A SÍNDROME DO HOMEM VITALÍCIO
A forma como terminaram os 38 anos de governação de José Eduardo dos Santos, em condições normais, deveria servir de aprendizagem para qualquer humano sensato. A lição de fundo é tão simples quanto esta. Nos regimes autocráticos, a construção do homem forte não passa de uma ilusão incitada pela síndrome do poder vitalício. E quem padece dos sintomas do poder eterno, via de regra, alimenta-se de outra paranóia não menos perigosa. Vê-se como uma espécie distinta dos seus pares terráqueos, porque se sente infectado pelo vírus do homem vitalício. Embriagados pelos aplausos indefectíveis e oportunísticos da camarilha, os autocratas chegam ao ponto de se esquecer que não são nem uma coisa nem outra. Nem extraterrestres vitalícios nem eternamente poderosos, salvo quando morrem na cadeira. Mas a segunda afirmação também, muitas vezes, se revela falaciosa. Não faltam registos de autocratas que morreram no poder, mas cujo legado acabou varrido e depositado num caixote de lixo em 24 horas.
Historiador de formação como se sabe, João Lourenço faz tudo menos aplicar as aprendizagens históricas que adquiriu na escola e na vida. Uma verdadeira ode ao caos, a sua governação é uma metáfora pura à jornada do homem infectado pela síndrome do humano vitalício e do poder eterno. É um homem despreocupado, como se os comandos do futuro estivessem sob seu livre arbítrio e pleno controlo. Só assim se compreende o desprezo indisfarçável que tem pelos angolanos. Só desta forma se percebe o desinteresse genuíno em promover transformações que limpem a atmosfera pesada e poluída em que os angolanos respiram. Só assim para ignorar todas as vozes que lhe dizem o contrário do que vê e do que pensa.

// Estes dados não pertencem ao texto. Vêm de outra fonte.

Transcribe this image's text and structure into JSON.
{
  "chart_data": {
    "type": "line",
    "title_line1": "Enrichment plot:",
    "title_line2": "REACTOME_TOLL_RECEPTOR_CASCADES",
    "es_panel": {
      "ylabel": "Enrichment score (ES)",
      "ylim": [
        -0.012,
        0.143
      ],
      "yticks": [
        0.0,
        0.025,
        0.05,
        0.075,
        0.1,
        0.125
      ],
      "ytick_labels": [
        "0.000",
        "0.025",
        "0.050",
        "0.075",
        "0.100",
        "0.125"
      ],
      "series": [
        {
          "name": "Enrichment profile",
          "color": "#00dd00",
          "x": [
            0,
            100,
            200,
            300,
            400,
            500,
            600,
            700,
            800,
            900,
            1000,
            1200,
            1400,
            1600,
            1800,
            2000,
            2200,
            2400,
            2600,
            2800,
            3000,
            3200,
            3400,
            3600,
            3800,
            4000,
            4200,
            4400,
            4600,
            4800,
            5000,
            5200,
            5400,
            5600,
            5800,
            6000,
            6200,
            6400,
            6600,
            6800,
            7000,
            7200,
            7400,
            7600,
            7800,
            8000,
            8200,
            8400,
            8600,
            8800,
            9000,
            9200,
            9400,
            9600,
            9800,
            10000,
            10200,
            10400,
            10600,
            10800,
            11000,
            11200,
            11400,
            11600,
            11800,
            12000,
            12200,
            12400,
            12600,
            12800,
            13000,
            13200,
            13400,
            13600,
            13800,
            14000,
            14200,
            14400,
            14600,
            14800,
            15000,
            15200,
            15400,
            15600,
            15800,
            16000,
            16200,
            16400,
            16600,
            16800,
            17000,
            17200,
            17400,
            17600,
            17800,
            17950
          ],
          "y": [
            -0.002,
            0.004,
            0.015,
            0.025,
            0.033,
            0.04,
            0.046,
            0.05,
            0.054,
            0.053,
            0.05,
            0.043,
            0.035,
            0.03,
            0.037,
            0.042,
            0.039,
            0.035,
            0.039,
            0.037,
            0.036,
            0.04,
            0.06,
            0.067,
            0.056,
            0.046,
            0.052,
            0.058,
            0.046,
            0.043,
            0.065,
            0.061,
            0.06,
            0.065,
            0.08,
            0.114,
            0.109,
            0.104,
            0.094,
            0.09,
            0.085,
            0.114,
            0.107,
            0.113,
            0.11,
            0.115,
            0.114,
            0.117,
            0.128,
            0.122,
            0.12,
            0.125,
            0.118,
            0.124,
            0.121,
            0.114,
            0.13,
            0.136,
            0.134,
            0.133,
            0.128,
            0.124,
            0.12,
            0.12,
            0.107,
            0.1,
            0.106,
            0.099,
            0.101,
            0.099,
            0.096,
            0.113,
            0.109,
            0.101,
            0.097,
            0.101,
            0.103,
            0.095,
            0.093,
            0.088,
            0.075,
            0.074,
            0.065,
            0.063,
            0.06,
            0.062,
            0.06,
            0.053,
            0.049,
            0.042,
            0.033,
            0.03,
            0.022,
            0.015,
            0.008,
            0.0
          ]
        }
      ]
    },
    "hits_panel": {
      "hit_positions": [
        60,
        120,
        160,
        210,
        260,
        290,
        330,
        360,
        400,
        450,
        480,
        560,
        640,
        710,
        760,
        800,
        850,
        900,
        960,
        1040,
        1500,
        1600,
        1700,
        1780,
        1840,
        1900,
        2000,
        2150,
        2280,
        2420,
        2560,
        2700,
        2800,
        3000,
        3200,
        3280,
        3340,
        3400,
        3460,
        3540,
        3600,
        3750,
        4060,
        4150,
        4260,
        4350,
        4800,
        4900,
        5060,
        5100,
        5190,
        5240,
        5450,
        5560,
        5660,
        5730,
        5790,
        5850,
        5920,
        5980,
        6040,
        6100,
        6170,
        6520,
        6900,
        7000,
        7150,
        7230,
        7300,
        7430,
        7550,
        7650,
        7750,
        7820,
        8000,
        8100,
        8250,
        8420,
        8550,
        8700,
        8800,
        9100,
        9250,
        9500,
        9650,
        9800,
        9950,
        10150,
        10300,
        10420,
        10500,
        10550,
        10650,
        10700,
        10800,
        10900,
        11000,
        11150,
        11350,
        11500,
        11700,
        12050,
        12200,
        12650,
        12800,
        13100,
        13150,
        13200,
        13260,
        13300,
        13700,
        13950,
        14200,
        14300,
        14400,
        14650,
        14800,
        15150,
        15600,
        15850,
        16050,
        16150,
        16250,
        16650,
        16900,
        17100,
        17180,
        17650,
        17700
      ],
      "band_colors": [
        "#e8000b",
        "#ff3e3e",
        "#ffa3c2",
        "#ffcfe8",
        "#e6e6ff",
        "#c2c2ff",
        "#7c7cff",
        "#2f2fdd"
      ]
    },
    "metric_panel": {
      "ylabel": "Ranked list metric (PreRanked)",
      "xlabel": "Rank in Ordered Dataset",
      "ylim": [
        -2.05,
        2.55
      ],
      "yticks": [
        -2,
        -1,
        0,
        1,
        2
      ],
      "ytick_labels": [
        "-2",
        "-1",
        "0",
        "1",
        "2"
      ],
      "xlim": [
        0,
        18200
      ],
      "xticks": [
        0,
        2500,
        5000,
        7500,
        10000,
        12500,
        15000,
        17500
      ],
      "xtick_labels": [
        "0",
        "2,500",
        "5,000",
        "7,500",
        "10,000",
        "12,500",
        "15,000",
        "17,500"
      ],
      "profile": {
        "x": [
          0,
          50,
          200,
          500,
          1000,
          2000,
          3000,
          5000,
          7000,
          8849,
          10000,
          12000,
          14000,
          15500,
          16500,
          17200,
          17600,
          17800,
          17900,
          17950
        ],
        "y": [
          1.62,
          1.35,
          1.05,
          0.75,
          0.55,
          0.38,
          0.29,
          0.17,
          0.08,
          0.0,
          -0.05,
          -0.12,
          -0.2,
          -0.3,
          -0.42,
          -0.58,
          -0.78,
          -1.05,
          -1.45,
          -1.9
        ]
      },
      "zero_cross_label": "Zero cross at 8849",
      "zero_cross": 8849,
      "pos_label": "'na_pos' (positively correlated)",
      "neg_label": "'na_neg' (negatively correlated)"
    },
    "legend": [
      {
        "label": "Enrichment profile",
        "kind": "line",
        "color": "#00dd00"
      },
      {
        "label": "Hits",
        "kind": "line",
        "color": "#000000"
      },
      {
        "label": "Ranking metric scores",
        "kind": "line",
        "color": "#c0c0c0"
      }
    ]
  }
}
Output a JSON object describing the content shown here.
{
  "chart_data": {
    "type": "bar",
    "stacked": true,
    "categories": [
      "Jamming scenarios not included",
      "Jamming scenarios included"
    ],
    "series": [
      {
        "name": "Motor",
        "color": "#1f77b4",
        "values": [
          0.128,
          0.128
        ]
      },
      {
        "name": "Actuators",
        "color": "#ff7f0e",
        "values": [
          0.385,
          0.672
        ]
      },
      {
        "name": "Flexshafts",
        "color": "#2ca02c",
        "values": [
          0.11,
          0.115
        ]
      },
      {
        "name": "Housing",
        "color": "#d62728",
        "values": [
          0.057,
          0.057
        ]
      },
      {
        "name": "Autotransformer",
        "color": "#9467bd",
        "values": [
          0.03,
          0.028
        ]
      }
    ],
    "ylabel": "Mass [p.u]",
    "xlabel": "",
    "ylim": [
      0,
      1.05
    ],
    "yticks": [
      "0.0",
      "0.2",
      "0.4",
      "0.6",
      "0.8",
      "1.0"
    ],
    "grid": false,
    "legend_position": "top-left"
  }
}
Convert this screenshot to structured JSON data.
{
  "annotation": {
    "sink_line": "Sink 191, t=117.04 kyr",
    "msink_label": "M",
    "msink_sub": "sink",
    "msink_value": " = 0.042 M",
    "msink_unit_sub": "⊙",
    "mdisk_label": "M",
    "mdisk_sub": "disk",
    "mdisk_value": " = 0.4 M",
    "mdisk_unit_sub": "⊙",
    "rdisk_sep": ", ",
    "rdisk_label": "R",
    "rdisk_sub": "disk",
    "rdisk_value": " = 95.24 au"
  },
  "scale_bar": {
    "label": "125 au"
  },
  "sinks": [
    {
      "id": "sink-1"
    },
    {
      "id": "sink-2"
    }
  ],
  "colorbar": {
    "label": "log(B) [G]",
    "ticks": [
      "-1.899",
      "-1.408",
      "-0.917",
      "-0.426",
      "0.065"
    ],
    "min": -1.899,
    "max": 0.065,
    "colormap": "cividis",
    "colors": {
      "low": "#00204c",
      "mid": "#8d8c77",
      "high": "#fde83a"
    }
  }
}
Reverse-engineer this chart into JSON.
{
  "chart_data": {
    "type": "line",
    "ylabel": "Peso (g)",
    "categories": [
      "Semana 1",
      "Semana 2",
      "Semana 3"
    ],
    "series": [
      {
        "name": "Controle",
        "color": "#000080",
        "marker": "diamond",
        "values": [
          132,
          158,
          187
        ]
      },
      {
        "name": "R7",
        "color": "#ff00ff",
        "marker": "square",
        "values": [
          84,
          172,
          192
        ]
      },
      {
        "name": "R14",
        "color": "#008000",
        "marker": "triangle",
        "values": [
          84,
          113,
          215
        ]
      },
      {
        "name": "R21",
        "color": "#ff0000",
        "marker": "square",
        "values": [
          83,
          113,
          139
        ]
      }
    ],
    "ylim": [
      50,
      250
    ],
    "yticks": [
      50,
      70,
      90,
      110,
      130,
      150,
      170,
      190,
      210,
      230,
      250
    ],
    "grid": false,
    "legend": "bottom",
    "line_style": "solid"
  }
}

Raul Araújo, Luzia Sebastião e Carlos Magalhães são três juízes jubilados do Tribunal Constitucional. Sérgio Raimundo é dos advogados e penalistas mais respeitados do país, conhecido pela sua intransigente honestidade intelectual. Os quatro dizem a mesma coisa ao Presidente. A justiça está na lama, está falida. Os Tribunais Superiores não dão o exemplo. Ou melhor, dão-no no sentido da destruição total da justiça, logo do Estado que se pretende democrático de direito. Tão demonstrativo disto, está hoje instalada uma luta, em terreno plano, entre o Tribunal Constitucional e o Tribunal Supremo. O Supremo desvaloriza decisões do Constitucional, a instância de último recurso. Ridiculariza-o, coloca em causa a sua serventia e o Constitucional aparentemente não tem mecanismos de defesa. A sociedade reage que as ordens para a desordem partem do Presidente. Todavia, o Presidente não reage. Não dá respostas. Não ouve. Pelo contrário, vê em todos que lhe apontam os erros, como o próprio lhes chamou, a “resistência organizada”.
Entretanto, a história é também uma sádica construção de ironias. Talvez não esteja tão longe assim o dia em que o Presidente descobrirá que a “resistência organizada” sempre foi, na verdade, a sua principal aliada. Nessa hora, o Presidente não terá poder para resistir às provas de que se entreteve por década a destruir grupos empresariais para substituí-los por outros da sua conveniência. Não poderá refutar as provas públicas de que, na sua Era, empresários que dormiram como donos de cantinas, acordaram com verdadeiros conglomerados empresariais, com operações em sectores incontáveis da economia. Não poderá negar que aprofundou as desigualdades, que atrasou ainda mais o processo de democratização e que arrasou as liberdades. Não terá como contestar que destruiu por inteiro os sonhos de, pelo menos, duas gerações completas. Mais especificamente da que se encontrava na casa dos 20 anos e dos que perfilavam na faixa dos 30 anos, quando chegou ao poder. Porque os dos 20 anos atravessaram uma década pelo deserto e chegaram aos 30 desempregados. Logo, cada vez, com menos possibilidades de serem empregados. Porque os dos 30 anos percorreram uma década desempregados e, chegados aos 40, tornaram-se velhos de mais para merecerem uma primeira oportunidade. O Presidente não terá
argumentos para contrariar as acusações de que causou um exêdo monumental e fez mais por si e pelos seus próximos do que fez por Angola. Como dissemos lá atrás, por ironia, a “resistência organizada” ainda pode vir a revelar-se que sempre foi o seu principal aliado. Daltónica e gravemente afectada pela anosmia (a perda do olfacto), a camarilha que suporta João Lourenço não sente senão o cheiro do dinheiro. E o dinheiro muda de lado tão depressa quanto se desmorona o homem vitalício que cai em desgraça. É assim nas autocracias. Não há escapatória.